Mechanisms of Fluid Migration and CO2 Storage in Low Permeability Heavy Oil Reservoirs Using High-Pressure Microfluidic CO2 Flooding Experiment

The effective development of low permeability heavy oil reservoirs is crucial for tapping into unconventional resources. High-pressure CO2 flooding offers numerous benefits, including reducing crude oil viscosity, enhancing oil fluidity, and decreasing interfacial tension, leading to improved heavy oil production. Additionally, CO2 can be sequestered in the formation, contributing to carbon emission reduction. However, analyzing the migration and storage effects of CO2 in low permeability heavy oil reservoirs is challenging. In this study, high-pressure and high-temperature (50 MPa,100 °C) microfluidic experiments were designed and carried out, and the CO2 flooding characteristics and storage efficiency were studied.
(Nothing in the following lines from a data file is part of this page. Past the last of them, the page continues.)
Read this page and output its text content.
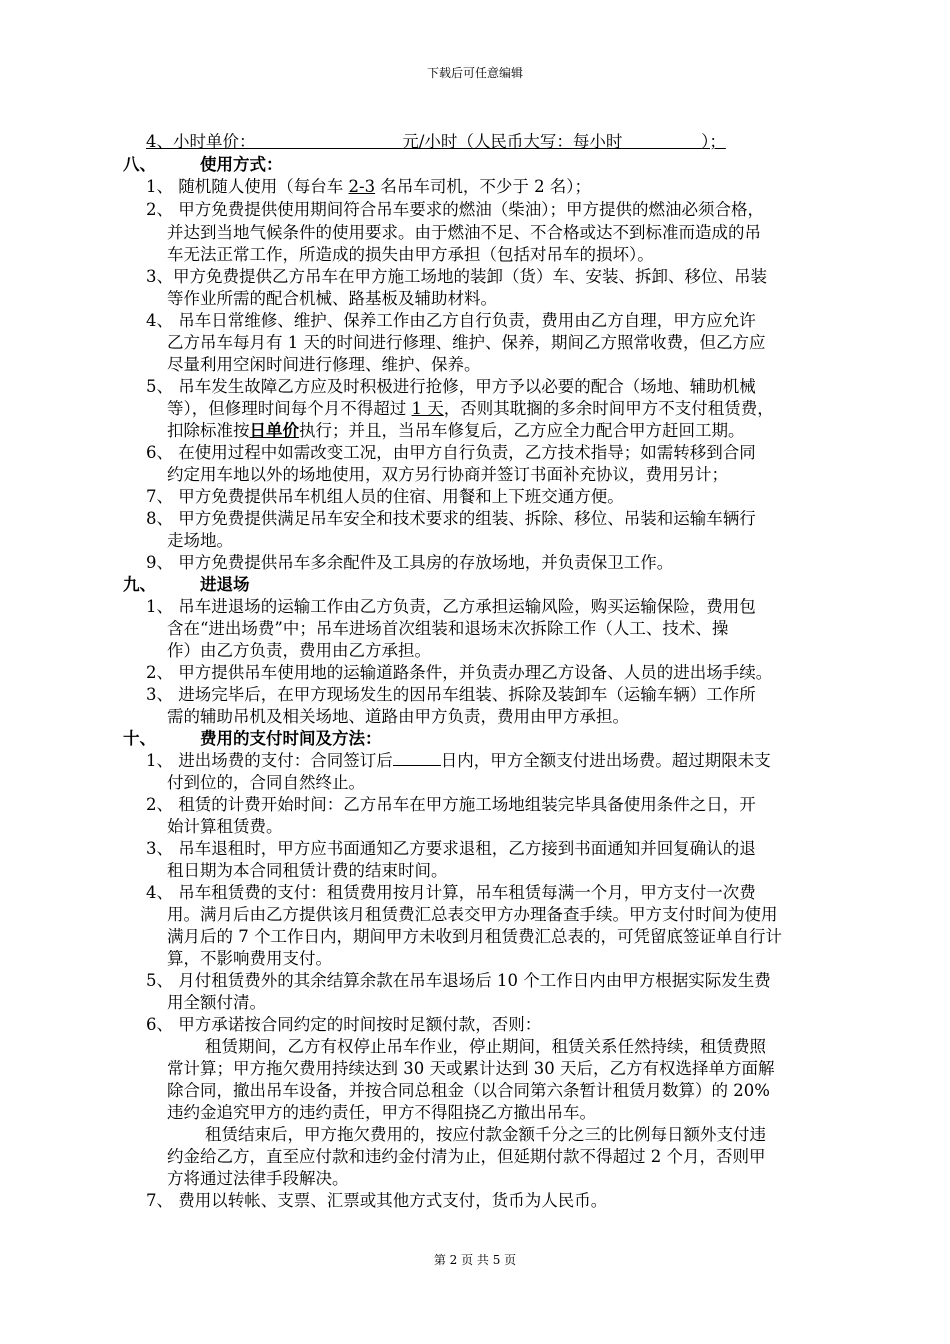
下载后可任意编辑
4、小时单价：	元/小时（人民币大写：每小时	）；
八、	使用方式：
1、 随机随人使用（每台车 2-3 名吊车司机，不少于 2 名）；
2、 甲方免费提供使用期间符合吊车要求的燃油（柴油）；甲方提供的燃油必须合格，
并达到当地气候条件的使用要求。由于燃油不足、不合格或达不到标准而造成的吊
车无法正常工作，所造成的损失由甲方承担（包括对吊车的损坏）。
3、甲方免费提供乙方吊车在甲方施工场地的装卸（货）车、安装、拆卸、移位、吊装
等作业所需的配合机械、路基板及辅助材料。
4、 吊车日常维修、维护、保养工作由乙方自行负责，费用由乙方自理，甲方应允许
乙方吊车每月有 1 天的时间进行修理、维护、保养，期间乙方照常收费，但乙方应
尽量利用空闲时间进行修理、维护、保养。
5、 吊车发生故障乙方应及时积极进行抢修，甲方予以必要的配合（场地、辅助机械
等），但修理时间每个月不得超过 1 天，否则其耽搁的多余时间甲方不支付租赁费，
扣除标准按日单价执行；并且，当吊车修复后，乙方应全力配合甲方赶回工期。
6、 在使用过程中如需改变工况，由甲方自行负责，乙方技术指导；如需转移到合同
约定用车地以外的场地使用，双方另行协商并签订书面补充协议，费用另计；
7、 甲方免费提供吊车机组人员的住宿、用餐和上下班交通方便。
8、 甲方免费提供满足吊车安全和技术要求的组装、拆除、移位、吊装和运输车辆行
走场地。
9、 甲方免费提供吊车多余配件及工具房的存放场地，并负责保卫工作。
九、	进退场
1、 吊车进退场的运输工作由乙方负责，乙方承担运输风险，购买运输保险，费用包
含在“进出场费”中；吊车进场首次组装和退场末次拆除工作（人工、技术、操
作）由乙方负责，费用由乙方承担。
2、 甲方提供吊车使用地的运输道路条件，并负责办理乙方设备、人员的进出场手续。
3、 进场完毕后，在甲方现场发生的因吊车组装、拆除及装卸车（运输车辆）工作所
需的辅助吊机及相关场地、道路由甲方负责，费用由甲方承担。
十、	费用的支付时间及方法：
1、 进出场费的支付：合同签订后	日内，甲方全额支付进出场费。超过期限未支
付到位的，合同自然终止。
2、 租赁的计费开始时间：乙方吊车在甲方施工场地组装完毕具备使用条件之日，开
始计算租赁费。
3、 吊车退租时，甲方应书面通知乙方要求退租，乙方接到书面通知并回复确认的退
租日期为本合同租赁计费的结束时间。
4、 吊车租赁费的支付：租赁费用按月计算，吊车租赁每满一个月，甲方支付一次费
用。满月后由乙方提供该月租赁费汇总表交甲方办理备查手续。甲方支付时间为使用
满月后的 7 个工作日内，期间甲方未收到月租赁费汇总表的，可凭留底签证单自行计
算，不影响费用支付。
5、 月付租赁费外的其余结算余款在吊车退场后 10 个工作日内由甲方根据实际发生费
用全额付清。
6、 甲方承诺按合同约定的时间按时足额付款，否则：
租赁期间，乙方有权停止吊车作业，停止期间，租赁关系任然持续，租赁费照
常计算；甲方拖欠费用持续达到 30 天或累计达到 30 天后，乙方有权选择单方面解
除合同，撤出吊车设备，并按合同总租金（以合同第六条暂计租赁月数算）的 20%
违约金追究甲方的违约责任，甲方不得阻挠乙方撤出吊车。
租赁结束后，甲方拖欠费用的，按应付款金额千分之三的比例每日额外支付违
约金给乙方，直至应付款和违约金付清为止，但延期付款不得超过 2 个月，否则甲
方将通过法律手段解决。
7、 费用以转帐、支票、汇票或其他方式支付，货币为人民币。
第 2 页 共 5 页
The distribution of the remaining oil and mechanisms of CO2 sequestration under various displacement speeds and injection pressures were analyzed. The results demonstrated that CO2 flooding achieved significantly higher recovery rates compared to high-pressure water flooding, with increments of 13.89, 21.53, and 23.09% at oil displacement pressures of 30, 40, and 50 MPa, respectively. The CO2 burial efficiency also showed substantial improvements, reaching 23.55, 34.01, and 37.13% under the corresponding conditions. Furthermore, a higher porosity facilitated CO2 migration, providing more space and migration channels for CO2 flow. By examining CO2–oil interactions, the study elucidated CO2 migration patterns and burial efficiency under different displacement modes.